Engineering seniors Sade Oba, Alfredo Muniz, William Duckworth and Wharton senior Aaron Goldstein are the inaugural President’s Innovation Prize recipients, President Amy Gutmann announced Tuesday.

The President’s Innovation Prize is similar to the President’s Engagement Prize in that seniors are eligible to submit projects, but the Innovation Prize accepts submissions that are commercial ventures, rather than projects based solely based in community engagement.

Oba and Muniz received the award for a project called XEED. XEED is a network of wearable devices that tracks the movement of limbs and transmits that information to a smartphone. The project is designed to help patients who suffer from Parkinson’s disease and their families to keep tabs on their well being.

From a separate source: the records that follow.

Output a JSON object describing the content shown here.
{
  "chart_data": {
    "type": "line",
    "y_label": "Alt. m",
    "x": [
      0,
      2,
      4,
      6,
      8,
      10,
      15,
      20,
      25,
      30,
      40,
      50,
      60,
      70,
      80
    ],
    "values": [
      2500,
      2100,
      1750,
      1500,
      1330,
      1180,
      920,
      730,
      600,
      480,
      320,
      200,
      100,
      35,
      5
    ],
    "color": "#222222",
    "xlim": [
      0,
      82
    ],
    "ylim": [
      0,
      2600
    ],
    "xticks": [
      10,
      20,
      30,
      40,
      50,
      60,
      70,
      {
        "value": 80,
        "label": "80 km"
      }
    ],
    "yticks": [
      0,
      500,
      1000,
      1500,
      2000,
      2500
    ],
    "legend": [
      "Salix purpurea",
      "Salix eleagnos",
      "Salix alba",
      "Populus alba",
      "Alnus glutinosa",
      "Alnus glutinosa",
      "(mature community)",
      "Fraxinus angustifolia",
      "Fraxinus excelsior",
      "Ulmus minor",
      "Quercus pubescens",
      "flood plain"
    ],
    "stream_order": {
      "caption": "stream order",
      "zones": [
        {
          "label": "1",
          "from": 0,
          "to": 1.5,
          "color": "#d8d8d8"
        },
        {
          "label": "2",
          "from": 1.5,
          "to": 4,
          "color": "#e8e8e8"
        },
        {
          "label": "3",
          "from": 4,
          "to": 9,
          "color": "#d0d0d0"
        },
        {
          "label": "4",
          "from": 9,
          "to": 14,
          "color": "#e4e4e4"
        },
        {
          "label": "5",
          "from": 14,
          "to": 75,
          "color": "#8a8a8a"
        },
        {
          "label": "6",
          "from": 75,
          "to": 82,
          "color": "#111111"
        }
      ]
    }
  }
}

Duckworth and Goldstein also won the prize for a health-care related project, called Fever Smart. Fever Smart is a device that monitors core body temperature over time and sends the information to a cloud system, which then allows the patient and doctors to monitor the patient’s body temperature over time.

Gutmann said that while she initially planned to only pick one project, she couldn’t decide between the two winners.

“I was hoping, planning and expecting to pick one,” she said, but added, “There was no way of choosing between them.”

Although both of the winning projects are health-related, Gutmann stressed that it wasn’t a commonality among the 21 projects that were submitted.

“They just came to the top out of a very broad group which ranged quite widely,” she said.

The 21 Innovation Prize projects that were in the running exceeds the number of Engagement Prize applications this year, at 18, even though the Engagement Prize is in its second year and this is only the first for the Innovation Prize.

Each of the President’s Innovation Prize teams will receive $100,000 to implement their projects and a $50,000 living stipend per team member, the same dollar amount as the Engagement Prize. The winners will also receive dedicated workspace in the Pennovation Center and mentorship from the Penn Center for Innovation.